Insomnia pursues a person as much as there is a dream. Some believe that William Shakespeare suffered from insomnia, as he described bright and plausible lack of sleep, rollover and throwing in bed, sleepwalking in his plays Hamlet and Macbeth. And now the old William has millions and millions of followers.

A 2007 poll by the National Sleep Foundation showed that 67% of women surveyed often suffer from sleep problems.

The survey of 2005 showed that 35% of the adult population suffer nightly from insomnia.

But only modern people suffering from insomnia before Shakespeare have one advantage – this is a sleeping pill. Over the past 10-15 years, the market has flooded with new and improved medications that do not cause a feeling, like a hangover, side effects or addiction, like earlier drugs.

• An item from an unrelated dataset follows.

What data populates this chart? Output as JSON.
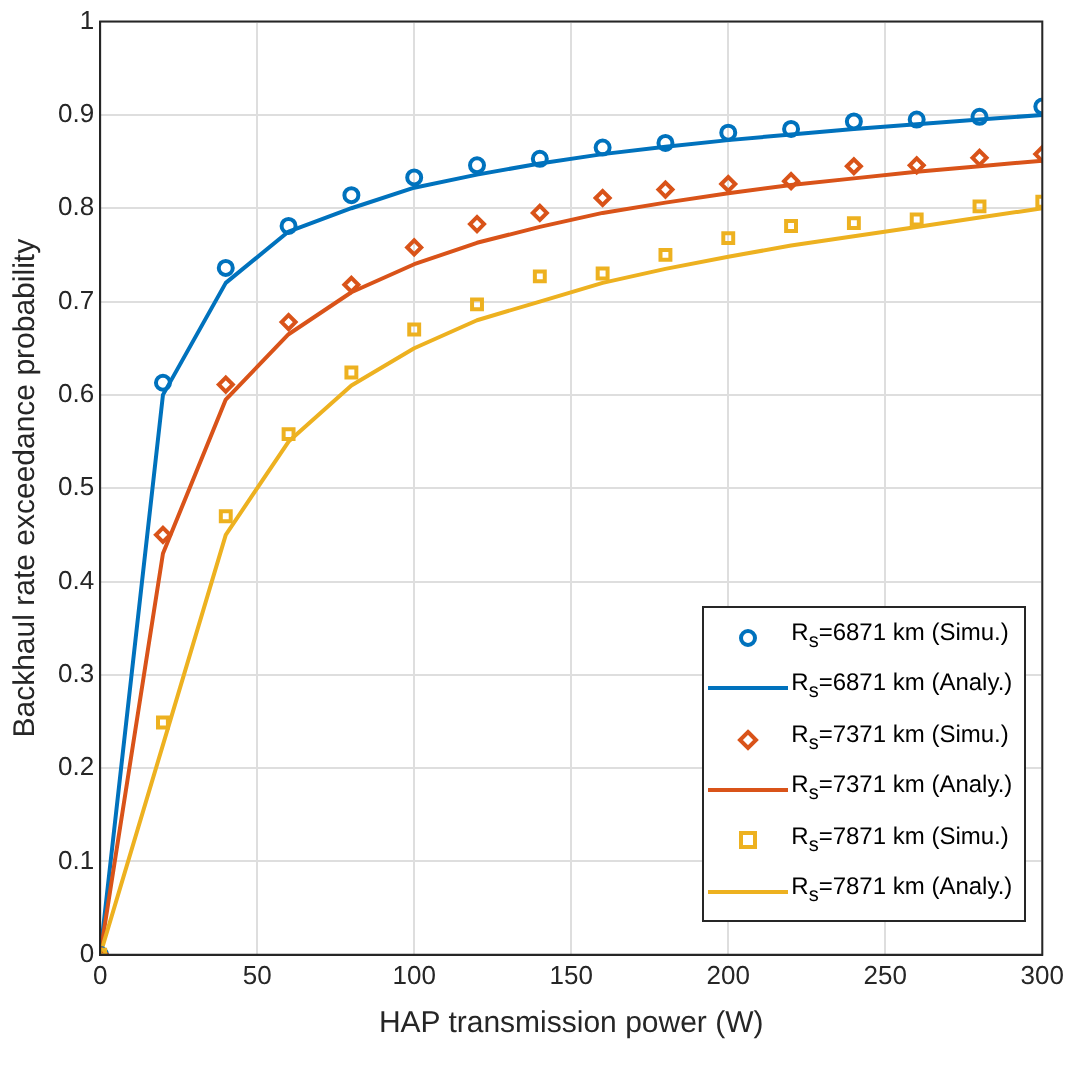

But this does not mean at all that there is no risk and that these drugs are ideal for everyone who has problems with sleep.

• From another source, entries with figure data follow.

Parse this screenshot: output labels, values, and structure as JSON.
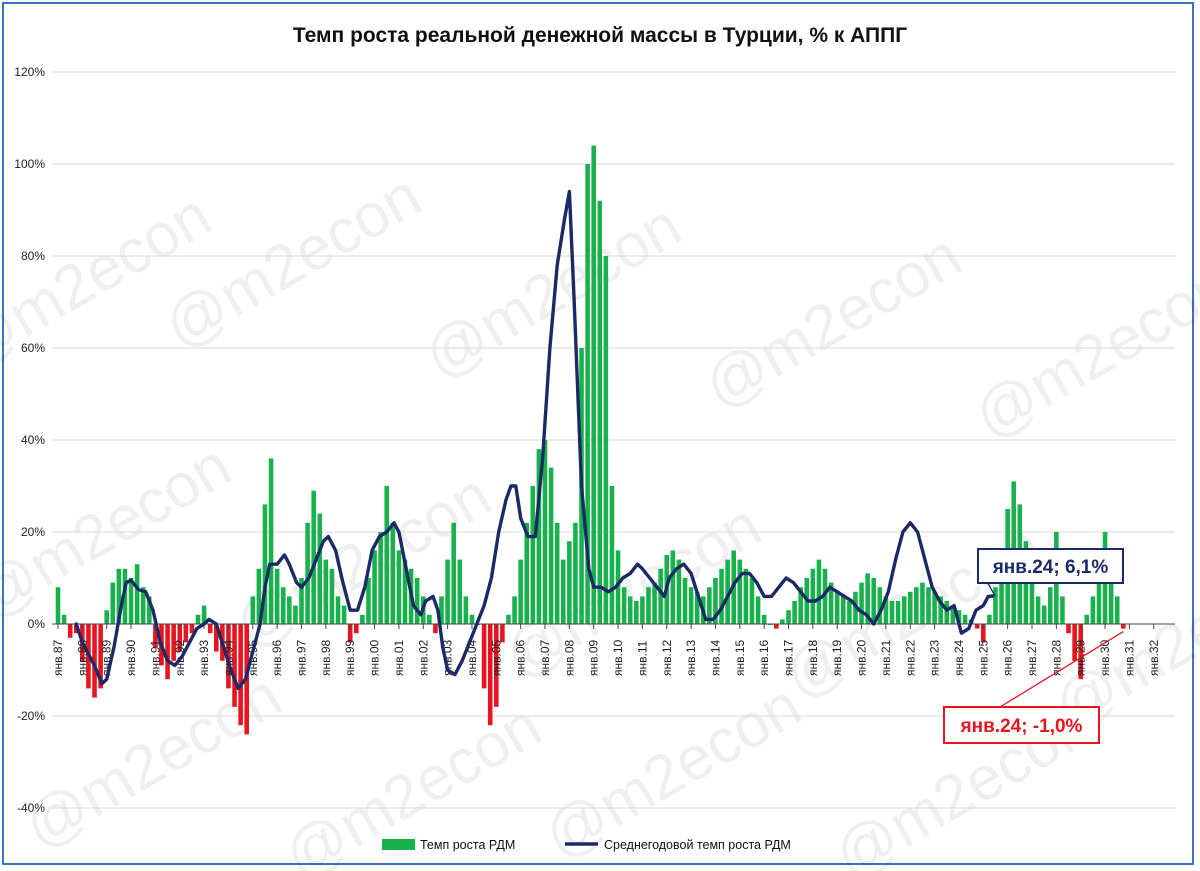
{
  "chart_data": {
    "type": "bar+line",
    "title": "Темп роста реальной денежной массы в Турции, % к АППГ",
    "ylim": [
      -40,
      120
    ],
    "yticks": [
      "-40%",
      "-20%",
      "0%",
      "20%",
      "40%",
      "60%",
      "80%",
      "100%",
      "120%"
    ],
    "ytick_values": [
      -40,
      -20,
      0,
      20,
      40,
      60,
      80,
      100,
      120
    ],
    "xticks": [
      "янв.87",
      "янв.88",
      "янв.89",
      "янв.90",
      "янв.91",
      "янв.92",
      "янв.93",
      "янв.94",
      "янв.95",
      "янв.96",
      "янв.97",
      "янв.98",
      "янв.99",
      "янв.00",
      "янв.01",
      "янв.02",
      "янв.03",
      "янв.04",
      "янв.05",
      "янв.06",
      "янв.07",
      "янв.08",
      "янв.09",
      "янв.10",
      "янв.11",
      "янв.12",
      "янв.13",
      "янв.14",
      "янв.15",
      "янв.16",
      "янв.17",
      "янв.18",
      "янв.19",
      "янв.20",
      "янв.21",
      "янв.22",
      "янв.23",
      "янв.24",
      "янв.25",
      "янв.26",
      "янв.27",
      "янв.28",
      "янв.29",
      "янв.30",
      "янв.31",
      "янв.32"
    ],
    "grid": true,
    "legend_position": "bottom",
    "series": [
      {
        "name": "Темп роста РДМ",
        "kind": "bar",
        "color_positive": "#18b14c",
        "color_negative": "#e8141e",
        "x_start": 1987.0,
        "step": 0.25,
        "values": [
          8,
          2,
          -3,
          -2,
          -8,
          -14,
          -16,
          -14,
          3,
          9,
          12,
          12,
          10,
          13,
          8,
          6,
          -5,
          -9,
          -12,
          -8,
          -6,
          -4,
          -2,
          2,
          4,
          -2,
          -6,
          -8,
          -14,
          -18,
          -22,
          -24,
          6,
          12,
          26,
          36,
          12,
          8,
          6,
          4,
          10,
          22,
          29,
          24,
          14,
          12,
          6,
          4,
          -4,
          -2,
          2,
          10,
          16,
          20,
          30,
          22,
          16,
          14,
          12,
          10,
          6,
          2,
          -2,
          6,
          14,
          22,
          14,
          6,
          2,
          0,
          -14,
          -22,
          -18,
          -4,
          2,
          6,
          14,
          22,
          30,
          38,
          40,
          34,
          22,
          14,
          18,
          22,
          60,
          100,
          104,
          92,
          80,
          30,
          16,
          8,
          6,
          5,
          6,
          8,
          9,
          12,
          15,
          16,
          14,
          10,
          8,
          7,
          6,
          8,
          10,
          12,
          14,
          16,
          14,
          12,
          10,
          6,
          2,
          0,
          -1,
          1,
          3,
          5,
          8,
          10,
          12,
          14,
          12,
          9,
          7,
          6,
          5,
          7,
          9,
          11,
          10,
          8,
          6,
          5,
          5,
          6,
          7,
          8,
          9,
          8,
          7,
          6,
          5,
          4,
          3,
          2,
          1,
          -1,
          -4,
          2,
          8,
          16,
          25,
          31,
          26,
          18,
          10,
          6,
          4,
          8,
          20,
          6,
          -2,
          -8,
          -12,
          2,
          6,
          14,
          20,
          10,
          6,
          -1
        ],
        "end_label": "янв.24; -1,0%"
      },
      {
        "name": "Среднегодовой темп роста РДМ",
        "kind": "line",
        "color": "#1a2a66",
        "points": [
          [
            1987.75,
            0
          ],
          [
            1988.0,
            -4
          ],
          [
            1988.5,
            -9
          ],
          [
            1988.8,
            -13
          ],
          [
            1989.0,
            -12
          ],
          [
            1989.3,
            -5
          ],
          [
            1989.6,
            4
          ],
          [
            1989.8,
            9
          ],
          [
            1990.0,
            9.5
          ],
          [
            1990.3,
            7.5
          ],
          [
            1990.6,
            7
          ],
          [
            1990.9,
            3
          ],
          [
            1991.2,
            -4
          ],
          [
            1991.5,
            -8
          ],
          [
            1991.8,
            -9
          ],
          [
            1992.1,
            -7
          ],
          [
            1992.4,
            -4
          ],
          [
            1992.7,
            -1
          ],
          [
            1993.0,
            0
          ],
          [
            1993.2,
            1
          ],
          [
            1993.5,
            0
          ],
          [
            1993.8,
            -5
          ],
          [
            1994.1,
            -10
          ],
          [
            1994.4,
            -14
          ],
          [
            1994.7,
            -12
          ],
          [
            1995.0,
            -6
          ],
          [
            1995.3,
            0
          ],
          [
            1995.5,
            8
          ],
          [
            1995.7,
            13
          ],
          [
            1996.0,
            13
          ],
          [
            1996.3,
            15
          ],
          [
            1996.5,
            13
          ],
          [
            1996.8,
            9
          ],
          [
            1997.0,
            8
          ],
          [
            1997.3,
            10
          ],
          [
            1997.6,
            14
          ],
          [
            1997.9,
            18
          ],
          [
            1998.1,
            19
          ],
          [
            1998.4,
            16
          ],
          [
            1998.7,
            9
          ],
          [
            1999.0,
            3
          ],
          [
            1999.3,
            3
          ],
          [
            1999.6,
            8
          ],
          [
            1999.9,
            16
          ],
          [
            2000.2,
            19
          ],
          [
            2000.5,
            20
          ],
          [
            2000.8,
            22
          ],
          [
            2001.0,
            20
          ],
          [
            2001.3,
            12
          ],
          [
            2001.6,
            4
          ],
          [
            2001.9,
            2
          ],
          [
            2002.1,
            5
          ],
          [
            2002.4,
            6
          ],
          [
            2002.6,
            3
          ],
          [
            2002.8,
            -5
          ],
          [
            2003.0,
            -10
          ],
          [
            2003.3,
            -11
          ],
          [
            2003.6,
            -8
          ],
          [
            2003.9,
            -4
          ],
          [
            2004.2,
            0
          ],
          [
            2004.5,
            4
          ],
          [
            2004.8,
            10
          ],
          [
            2005.1,
            20
          ],
          [
            2005.4,
            27
          ],
          [
            2005.6,
            30
          ],
          [
            2005.8,
            30
          ],
          [
            2006.0,
            23
          ],
          [
            2006.3,
            19
          ],
          [
            2006.6,
            19
          ],
          [
            2006.9,
            36
          ],
          [
            2007.2,
            60
          ],
          [
            2007.5,
            78
          ],
          [
            2007.8,
            88
          ],
          [
            2008.0,
            94
          ],
          [
            2008.2,
            70
          ],
          [
            2008.5,
            30
          ],
          [
            2008.8,
            12
          ],
          [
            2009.0,
            8
          ],
          [
            2009.3,
            8
          ],
          [
            2009.6,
            7
          ],
          [
            2009.9,
            8
          ],
          [
            2010.2,
            10
          ],
          [
            2010.5,
            11
          ],
          [
            2010.8,
            13
          ],
          [
            2011.0,
            12
          ],
          [
            2011.3,
            10
          ],
          [
            2011.6,
            8
          ],
          [
            2011.9,
            6
          ],
          [
            2012.1,
            10
          ],
          [
            2012.4,
            12
          ],
          [
            2012.7,
            13
          ],
          [
            2013.0,
            11
          ],
          [
            2013.3,
            6
          ],
          [
            2013.6,
            1
          ],
          [
            2013.9,
            1
          ],
          [
            2014.2,
            3
          ],
          [
            2014.5,
            6
          ],
          [
            2014.8,
            9
          ],
          [
            2015.1,
            11
          ],
          [
            2015.4,
            11
          ],
          [
            2015.7,
            9
          ],
          [
            2016.0,
            6
          ],
          [
            2016.3,
            6
          ],
          [
            2016.6,
            8
          ],
          [
            2016.9,
            10
          ],
          [
            2017.2,
            9
          ],
          [
            2017.5,
            7
          ],
          [
            2017.8,
            5
          ],
          [
            2018.1,
            5
          ],
          [
            2018.4,
            6
          ],
          [
            2018.7,
            8
          ],
          [
            2019.0,
            7
          ],
          [
            2019.3,
            6
          ],
          [
            2019.6,
            5
          ],
          [
            2019.9,
            3
          ],
          [
            2020.2,
            2
          ],
          [
            2020.5,
            0
          ],
          [
            2020.8,
            3
          ],
          [
            2021.1,
            7
          ],
          [
            2021.4,
            14
          ],
          [
            2021.7,
            20
          ],
          [
            2022.0,
            22
          ],
          [
            2022.3,
            20
          ],
          [
            2022.6,
            14
          ],
          [
            2022.9,
            8
          ],
          [
            2023.2,
            5
          ],
          [
            2023.5,
            3
          ],
          [
            2023.8,
            4
          ],
          [
            2024.1,
            -2
          ],
          [
            2024.4,
            -1
          ],
          [
            2024.7,
            3
          ],
          [
            2025.0,
            4
          ],
          [
            2025.2,
            6
          ],
          [
            2025.4,
            6.1
          ]
        ],
        "end_label": "янв.24; 6,1%"
      }
    ],
    "watermark": "@m2econ"
  }
}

A good sleep without a hangover

Medications of the old generation, especially benzodiazepines, for example, Valium and Xanax, have not only advantages: they help to fall asleep. “They affect how you sleep, changing the mechanism of sleep,” says Donna Arand, Ph.D., director of the Sleep Center in Kettering, Ohio.

“They reduce the duration of certain stages of sleep, especially the third and fourth stages (the deepest sleep during which the body rests as much as possible),” says Arand, who works at the Department of the American Academy of Sleep Research and the American Sleep Association. “After taking such medications, people often complain of a hangover-like sensation.” This is because the drugs have a long half-life and therefore remain and continue to function in the body for a long time.

Z- drugs, such as Ambien, Ambien CR, Rozerem, Sonata and Lunesta, have more advantages over sleeping pills of the previous generation:

They have a short half-life, so the morning hangover does not appear. As Arand relates: “There were very few complaints about side effects in the form of a hangover when taking these new drugs.”

In contrast to the hypnotic previous generation, they cause less dependence, the emergence of withdrawal symptoms (withdrawal) or increased tolerance (when the body requires more and more medication to get the same effect).

Why?

The new drugs only work on certain brain receptors that are responsible for sleep, while a group of drugs from the previous generation had a more general effect and acted on various brain receptors. “New drugs are considered the safest,” says Thomas Roth, MD, head of the Research Center for Sleep Problems under the Henry Ford Health System in the city of Detroit.

New sleeping pills are not suitable for everyone

“If insomnia is a consequence, for example, of difficulty breathing during sleep (apnea) or tired leg syndrome, these drugs will not solve the problem of insomnia,” says Roth. And of course these drugs are not recommended for pregnant women.

In addition, if at any time of the night you can be called to work or can wake up a child, these drugs may not help you.

Also they are associated with some incomprehensible side effects. In March 2007, the Food and Drug Administration reported that taking medications such as Ambien and Lunesta could cause abnormal behavior during sleep. Some people report that he was driving and driving somewhere to eat, or literally devastated the refrigerator, completely unaware of it.

The management decided that all drug manufacturers should indicate this side effect on their medications. In addition, the Office found that some allergic reactions and swelling of the face are also associated with these drugs.

If the doctor has prescribed one of these drugs, take it very carefully, not forgetting about the potential side effects. Ask the spouse or other adults to follow you while you sleep.

What the pharmacy can offer today

The variety of medications for insomnia can really be confusing.

Which is best suited?

What to choose?

The answer to this question is best addressed to a doctor or a specialized center for sleep problems, if the doctor cannot solve the problem.